According to this week's Science magazine, there's some good news and some bad news regarding open access publishing. Which do you want first?
The bad news? OK, here goes.
According to a letter (free access via Sex Drugs & DNA) authored by Michael Stebbins, Erica Davis, Lucas Royland, and Gartrell White (mostly of the Federation of American Scientists), the NIH's voluntary open access project, PubMed Central, has been a massive failure due primarily to lack of compliance:
The NIH public access policy requests that NIH-supported investigators submit final peer-reviewed primary research manuscripts to the PubMed Central database (PMC) upon acceptance for publication. The policy went into effect 2 May 2005. As of January 2006, only approximately 3.8% of NIH-funded research papers published after 1 May 2005 had been submitted to the PMC repository.
Low compliance only tells part of the story. More than half of the manuscripts available on PMC were published before 2 May 2005. Many reviews and commentaries, which fall outside of the scope of the request, and papers inappropriately made publicly available before the publisher's public access embargo were also found in the database. This suggests either wide misunderstanding of the policy or deliberate submission of papers falling outside the scope of the database.
The policy also allows posting of papers that differ significantly from the final published version, which has the potential to create intellectual property issues as each public disclosure of the research represents prior art in the eyes of the law. Also, there is no dedicated system to guarantee that corrections made after publication, which can be significant, are made to the author-submitted paper.
The letter points out one bright spot, though. According to an analysis performed by the Federation of American Scientists, there is a positive correlation (at least roughly) between the prestige of a journal and the rate of submission of papers to PubMed Central. At least the papers appearing there should be of relatively high quality, then.
For a discussion on of open access publishing and why it's important, check out my original post on the topic. Needless to say, though, the state of PubMed Central is disheartening. The letter by Stebbins et al. at least offers a suggestion for how to proceed:
NIH's faltering experience so far indicates that public access policies must be mandatory and curated if they are to have any chance of success. It would also be wise for there to be a real demonstration of public desire or need before we expand it to other agencies. Unfortunately, this experiment has cost taxpayers money and the NIH credibility.

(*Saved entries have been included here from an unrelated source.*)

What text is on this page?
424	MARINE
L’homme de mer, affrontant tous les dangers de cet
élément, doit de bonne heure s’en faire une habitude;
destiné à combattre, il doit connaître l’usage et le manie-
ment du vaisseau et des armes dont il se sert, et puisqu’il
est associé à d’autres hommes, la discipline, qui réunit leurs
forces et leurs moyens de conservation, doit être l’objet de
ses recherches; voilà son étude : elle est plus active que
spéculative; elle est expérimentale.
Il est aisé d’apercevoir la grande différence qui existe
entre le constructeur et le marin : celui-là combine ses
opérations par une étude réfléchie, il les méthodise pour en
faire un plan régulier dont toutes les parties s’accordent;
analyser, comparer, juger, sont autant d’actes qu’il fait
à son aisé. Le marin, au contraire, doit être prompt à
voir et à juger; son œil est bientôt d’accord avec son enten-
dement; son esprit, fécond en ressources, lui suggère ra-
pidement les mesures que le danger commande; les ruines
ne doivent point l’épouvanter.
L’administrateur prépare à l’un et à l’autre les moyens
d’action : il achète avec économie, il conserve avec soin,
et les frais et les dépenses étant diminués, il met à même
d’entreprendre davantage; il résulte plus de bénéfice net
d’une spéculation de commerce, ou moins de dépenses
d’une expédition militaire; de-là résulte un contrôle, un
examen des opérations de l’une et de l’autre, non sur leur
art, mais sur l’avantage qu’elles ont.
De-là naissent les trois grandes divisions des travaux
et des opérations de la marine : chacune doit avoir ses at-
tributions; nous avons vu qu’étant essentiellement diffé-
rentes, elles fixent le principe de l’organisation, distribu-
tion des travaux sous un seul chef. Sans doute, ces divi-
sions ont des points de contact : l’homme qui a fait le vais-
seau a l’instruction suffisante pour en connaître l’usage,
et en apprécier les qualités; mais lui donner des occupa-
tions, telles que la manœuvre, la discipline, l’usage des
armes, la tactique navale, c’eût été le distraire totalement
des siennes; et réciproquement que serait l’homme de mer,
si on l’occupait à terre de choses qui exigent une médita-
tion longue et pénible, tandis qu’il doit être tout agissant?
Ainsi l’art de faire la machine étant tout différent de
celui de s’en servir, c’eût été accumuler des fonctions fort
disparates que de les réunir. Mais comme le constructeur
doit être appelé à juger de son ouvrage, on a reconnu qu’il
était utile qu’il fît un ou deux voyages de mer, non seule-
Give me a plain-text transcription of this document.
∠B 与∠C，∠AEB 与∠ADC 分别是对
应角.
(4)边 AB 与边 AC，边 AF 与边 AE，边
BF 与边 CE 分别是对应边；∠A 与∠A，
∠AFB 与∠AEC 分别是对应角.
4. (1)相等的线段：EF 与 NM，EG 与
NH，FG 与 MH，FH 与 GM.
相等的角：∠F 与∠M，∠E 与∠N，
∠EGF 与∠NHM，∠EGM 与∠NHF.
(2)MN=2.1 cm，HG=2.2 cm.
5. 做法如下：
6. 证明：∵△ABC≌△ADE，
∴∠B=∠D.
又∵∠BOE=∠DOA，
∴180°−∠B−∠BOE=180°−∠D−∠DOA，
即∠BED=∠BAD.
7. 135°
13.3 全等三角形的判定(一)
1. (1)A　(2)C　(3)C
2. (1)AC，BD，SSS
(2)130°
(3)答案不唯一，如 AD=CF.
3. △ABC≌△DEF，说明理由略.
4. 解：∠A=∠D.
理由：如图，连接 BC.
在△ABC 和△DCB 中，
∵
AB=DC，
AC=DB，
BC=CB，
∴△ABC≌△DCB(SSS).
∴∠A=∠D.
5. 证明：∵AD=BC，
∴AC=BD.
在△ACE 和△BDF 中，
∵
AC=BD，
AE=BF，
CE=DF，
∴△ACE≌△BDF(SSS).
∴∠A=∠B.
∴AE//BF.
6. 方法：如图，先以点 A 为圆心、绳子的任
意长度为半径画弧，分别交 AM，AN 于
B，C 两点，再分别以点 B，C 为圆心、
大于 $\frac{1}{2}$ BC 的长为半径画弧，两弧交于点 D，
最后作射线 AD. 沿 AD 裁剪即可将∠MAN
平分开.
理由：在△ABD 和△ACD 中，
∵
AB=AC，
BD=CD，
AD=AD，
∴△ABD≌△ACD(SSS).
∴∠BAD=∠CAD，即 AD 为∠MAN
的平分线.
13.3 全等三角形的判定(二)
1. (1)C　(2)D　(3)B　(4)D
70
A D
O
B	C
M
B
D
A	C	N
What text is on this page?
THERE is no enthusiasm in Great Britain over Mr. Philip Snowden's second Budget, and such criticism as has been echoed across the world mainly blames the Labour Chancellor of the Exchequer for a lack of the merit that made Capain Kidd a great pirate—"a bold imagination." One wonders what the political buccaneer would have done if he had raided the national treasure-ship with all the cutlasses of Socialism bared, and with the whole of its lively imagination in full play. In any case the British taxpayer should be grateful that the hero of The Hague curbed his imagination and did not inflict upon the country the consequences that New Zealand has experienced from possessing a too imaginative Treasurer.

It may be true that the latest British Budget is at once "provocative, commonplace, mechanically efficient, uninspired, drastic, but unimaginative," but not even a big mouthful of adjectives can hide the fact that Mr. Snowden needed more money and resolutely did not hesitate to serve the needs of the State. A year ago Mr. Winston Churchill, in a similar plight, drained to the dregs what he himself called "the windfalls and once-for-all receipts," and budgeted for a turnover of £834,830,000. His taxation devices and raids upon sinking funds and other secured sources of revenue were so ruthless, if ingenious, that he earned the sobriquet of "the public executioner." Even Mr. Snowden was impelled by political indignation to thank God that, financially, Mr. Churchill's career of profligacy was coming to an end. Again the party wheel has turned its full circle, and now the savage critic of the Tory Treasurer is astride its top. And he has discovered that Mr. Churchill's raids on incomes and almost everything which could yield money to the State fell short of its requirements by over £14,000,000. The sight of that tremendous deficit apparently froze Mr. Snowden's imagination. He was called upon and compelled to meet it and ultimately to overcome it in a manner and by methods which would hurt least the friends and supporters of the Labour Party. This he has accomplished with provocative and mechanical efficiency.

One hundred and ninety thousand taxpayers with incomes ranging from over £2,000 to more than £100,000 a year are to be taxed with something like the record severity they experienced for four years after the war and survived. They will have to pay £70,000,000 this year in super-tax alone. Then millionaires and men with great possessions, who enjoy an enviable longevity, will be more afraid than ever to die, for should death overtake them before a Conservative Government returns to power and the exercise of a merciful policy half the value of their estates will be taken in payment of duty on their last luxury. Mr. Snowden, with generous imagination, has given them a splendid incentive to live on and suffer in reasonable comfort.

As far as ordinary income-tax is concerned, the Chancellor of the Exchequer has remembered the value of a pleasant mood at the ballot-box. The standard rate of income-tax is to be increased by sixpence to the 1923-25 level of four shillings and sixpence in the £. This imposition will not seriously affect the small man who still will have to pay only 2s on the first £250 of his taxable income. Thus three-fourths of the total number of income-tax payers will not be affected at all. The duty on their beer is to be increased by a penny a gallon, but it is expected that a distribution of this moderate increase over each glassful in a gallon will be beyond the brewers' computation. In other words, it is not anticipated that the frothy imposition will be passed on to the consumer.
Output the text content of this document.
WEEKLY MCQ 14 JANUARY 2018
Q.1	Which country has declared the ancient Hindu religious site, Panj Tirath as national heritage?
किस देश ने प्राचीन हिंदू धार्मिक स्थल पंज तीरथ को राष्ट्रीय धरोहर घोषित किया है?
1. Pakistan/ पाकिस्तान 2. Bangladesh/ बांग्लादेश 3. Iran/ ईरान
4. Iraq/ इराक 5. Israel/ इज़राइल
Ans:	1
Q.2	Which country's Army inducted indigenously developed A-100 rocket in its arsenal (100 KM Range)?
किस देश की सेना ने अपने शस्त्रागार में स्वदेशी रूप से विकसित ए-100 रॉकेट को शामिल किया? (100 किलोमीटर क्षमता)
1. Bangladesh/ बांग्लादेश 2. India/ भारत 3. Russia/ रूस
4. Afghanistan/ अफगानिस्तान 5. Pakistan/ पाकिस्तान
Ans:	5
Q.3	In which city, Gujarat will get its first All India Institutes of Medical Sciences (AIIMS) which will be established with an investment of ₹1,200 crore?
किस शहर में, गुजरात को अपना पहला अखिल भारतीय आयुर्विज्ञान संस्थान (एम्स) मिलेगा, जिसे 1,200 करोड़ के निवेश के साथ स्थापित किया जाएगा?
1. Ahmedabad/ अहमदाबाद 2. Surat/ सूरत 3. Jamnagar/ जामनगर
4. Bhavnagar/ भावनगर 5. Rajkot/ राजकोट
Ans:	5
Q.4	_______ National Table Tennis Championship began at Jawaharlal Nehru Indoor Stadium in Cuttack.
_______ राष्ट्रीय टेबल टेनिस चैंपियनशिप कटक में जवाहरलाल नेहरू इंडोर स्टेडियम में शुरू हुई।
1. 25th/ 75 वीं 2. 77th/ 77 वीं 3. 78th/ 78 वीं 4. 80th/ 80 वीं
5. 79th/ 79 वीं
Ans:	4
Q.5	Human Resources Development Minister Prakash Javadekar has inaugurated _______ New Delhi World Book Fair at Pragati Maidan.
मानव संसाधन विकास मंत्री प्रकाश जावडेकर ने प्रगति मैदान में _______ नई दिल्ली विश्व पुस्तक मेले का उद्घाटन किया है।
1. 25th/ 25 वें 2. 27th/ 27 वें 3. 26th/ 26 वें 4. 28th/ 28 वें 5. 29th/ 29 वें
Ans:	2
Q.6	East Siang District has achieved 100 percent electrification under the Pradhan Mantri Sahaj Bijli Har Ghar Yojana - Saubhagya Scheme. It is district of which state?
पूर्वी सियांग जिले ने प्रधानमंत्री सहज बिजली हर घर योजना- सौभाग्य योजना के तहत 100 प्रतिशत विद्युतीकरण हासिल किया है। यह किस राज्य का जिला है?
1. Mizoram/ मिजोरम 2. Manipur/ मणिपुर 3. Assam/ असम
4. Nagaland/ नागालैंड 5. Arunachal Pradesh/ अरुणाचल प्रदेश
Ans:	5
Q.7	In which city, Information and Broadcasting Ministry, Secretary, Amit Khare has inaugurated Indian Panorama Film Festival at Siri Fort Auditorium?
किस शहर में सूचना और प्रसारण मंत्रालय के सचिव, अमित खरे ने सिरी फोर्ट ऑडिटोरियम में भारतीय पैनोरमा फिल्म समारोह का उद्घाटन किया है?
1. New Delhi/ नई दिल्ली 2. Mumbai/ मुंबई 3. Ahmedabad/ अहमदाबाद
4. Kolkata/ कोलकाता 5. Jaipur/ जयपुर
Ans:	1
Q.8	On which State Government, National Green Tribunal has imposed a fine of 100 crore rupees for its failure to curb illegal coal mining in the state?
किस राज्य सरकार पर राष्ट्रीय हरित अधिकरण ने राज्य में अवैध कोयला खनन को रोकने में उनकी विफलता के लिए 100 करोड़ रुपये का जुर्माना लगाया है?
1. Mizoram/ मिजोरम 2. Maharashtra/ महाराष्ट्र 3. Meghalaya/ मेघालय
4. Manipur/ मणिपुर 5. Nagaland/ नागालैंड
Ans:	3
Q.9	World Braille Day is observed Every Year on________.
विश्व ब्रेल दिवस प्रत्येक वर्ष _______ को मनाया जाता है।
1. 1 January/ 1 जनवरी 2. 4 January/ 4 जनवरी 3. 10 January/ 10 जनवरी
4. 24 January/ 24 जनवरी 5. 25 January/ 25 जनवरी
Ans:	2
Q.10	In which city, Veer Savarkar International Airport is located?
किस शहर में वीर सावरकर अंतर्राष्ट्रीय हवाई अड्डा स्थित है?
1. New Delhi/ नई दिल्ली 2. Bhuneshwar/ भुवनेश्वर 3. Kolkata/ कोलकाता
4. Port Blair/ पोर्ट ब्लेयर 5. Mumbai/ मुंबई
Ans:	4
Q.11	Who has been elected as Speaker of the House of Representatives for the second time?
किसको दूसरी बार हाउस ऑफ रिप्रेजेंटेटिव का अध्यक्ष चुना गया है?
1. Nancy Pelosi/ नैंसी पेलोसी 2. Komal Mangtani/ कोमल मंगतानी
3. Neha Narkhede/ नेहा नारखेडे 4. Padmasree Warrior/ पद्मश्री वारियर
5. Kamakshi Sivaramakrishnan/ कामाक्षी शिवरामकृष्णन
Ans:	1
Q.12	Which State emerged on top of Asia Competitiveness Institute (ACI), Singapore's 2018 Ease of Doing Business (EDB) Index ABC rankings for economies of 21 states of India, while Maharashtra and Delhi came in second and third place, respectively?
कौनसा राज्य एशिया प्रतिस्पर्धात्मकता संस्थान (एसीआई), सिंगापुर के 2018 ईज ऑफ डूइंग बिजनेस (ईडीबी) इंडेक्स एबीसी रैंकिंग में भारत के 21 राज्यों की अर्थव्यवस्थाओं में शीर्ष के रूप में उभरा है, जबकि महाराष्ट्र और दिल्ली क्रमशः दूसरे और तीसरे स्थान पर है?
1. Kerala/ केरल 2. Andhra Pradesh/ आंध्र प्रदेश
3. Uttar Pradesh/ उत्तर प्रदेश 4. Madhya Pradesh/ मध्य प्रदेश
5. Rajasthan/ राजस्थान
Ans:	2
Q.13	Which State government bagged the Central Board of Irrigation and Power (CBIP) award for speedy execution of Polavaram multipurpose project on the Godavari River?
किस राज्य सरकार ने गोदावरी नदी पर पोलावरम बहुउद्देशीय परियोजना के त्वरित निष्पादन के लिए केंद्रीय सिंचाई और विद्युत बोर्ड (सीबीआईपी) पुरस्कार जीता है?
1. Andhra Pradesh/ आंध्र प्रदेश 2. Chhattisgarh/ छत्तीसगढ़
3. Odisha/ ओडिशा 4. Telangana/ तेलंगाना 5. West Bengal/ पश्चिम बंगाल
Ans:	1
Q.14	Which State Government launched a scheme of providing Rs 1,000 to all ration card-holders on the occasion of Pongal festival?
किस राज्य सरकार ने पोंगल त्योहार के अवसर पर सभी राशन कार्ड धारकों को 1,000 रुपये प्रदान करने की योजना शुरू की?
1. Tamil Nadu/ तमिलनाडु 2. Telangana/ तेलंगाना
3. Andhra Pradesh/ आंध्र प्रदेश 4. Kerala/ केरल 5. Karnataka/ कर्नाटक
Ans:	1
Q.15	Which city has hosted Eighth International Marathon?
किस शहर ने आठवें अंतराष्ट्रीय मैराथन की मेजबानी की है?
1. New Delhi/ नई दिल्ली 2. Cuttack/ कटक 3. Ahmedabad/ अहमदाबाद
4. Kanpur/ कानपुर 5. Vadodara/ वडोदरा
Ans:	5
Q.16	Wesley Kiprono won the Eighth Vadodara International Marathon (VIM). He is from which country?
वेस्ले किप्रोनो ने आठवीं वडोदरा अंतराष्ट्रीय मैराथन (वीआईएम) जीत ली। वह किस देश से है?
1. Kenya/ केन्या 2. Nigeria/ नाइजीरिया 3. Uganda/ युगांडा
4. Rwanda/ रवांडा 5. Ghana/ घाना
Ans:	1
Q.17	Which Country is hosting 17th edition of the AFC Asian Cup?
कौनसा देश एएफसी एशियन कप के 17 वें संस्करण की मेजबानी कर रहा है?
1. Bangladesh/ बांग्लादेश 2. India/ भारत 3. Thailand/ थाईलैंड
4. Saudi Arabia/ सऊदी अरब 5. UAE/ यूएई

I would agree that the PubMed Central experiment indicates that mandatory open access policies would be more effective. Although the authors of this letter are critical of it, The Federal Research Public Access Act (S.2695), introduced in May of this year, would begin to address the problem by requiring free public access to most government-funded research within six months of the research's publication. Although I would also challenge the authors' final assertion that the need for open access policies remains to be demonstrated, overall the letter gets at the heart of one of the toughest issues facing open access publishing--the difficulties of easing into an open access system in an industry still dominated by the traditional commercial publishers.
Remember, I said that there would be good news as well.
While PubMed Central struggles in the US, open access is making gains in the UK, as a news article (subscription required) from the same issue of Science reports:
The open-access movement chalked up a victory in Britain last week, but it did not get the universal mandate for free release of research papers that some advocates want. In a long-delayed policy statement on 28 June, the executive board of Research Councils U.K. (RCUK), an umbrella organization for government funding bodies, said that all peer-reviewed journal papers produced by publicly funded research must be made available for free soon after they're completed. Exactly what that means was not specified, and RCUK left each research council to set its own rules. In coordinated announcements, some set out hard-edged policies whereas others said they were still debating what to do.
The responses have varied, from the Engineering and Physical Sciences Research Council--which will wait for the results of a pending study before making any hard decisions--to the Medical Research Council (MRC)--which will now require mandatory open access to publications supported by its grants within six months of their publication. Interestingly, the MRC will be using PubMed Central to provide that open access:
The most stringent policy came from the Medical Research Council (MRC), source of roughly $400 million in annual biomedical grants. It declared that any papers accepted by a peer-reviewed journal must be deposited "at the earliest opportunity--certainly within 6 months--in PubMed Central," the free public archive run by the U.S. National Library of Medicine. A mirror U.K. archive is under construction, MRC says, and when it is ready all MRC-funded papers will go there. The rule applies to grants awarded from October 2006 onward, and an MRC spokesperson explains that the 6-month clock begins to run from a paper's publication date.
This is a major step forward for open access, one that the US should pay attention to. In the meantime, all eyes will be on the UK to see how the new policies play out, particularly when it is scheduled to be evaluated two years from now.
Update: There is a free copy of the Stebbins et al. Science letter available via Sex Drugs & DNA. I have added the link to the main body of the post.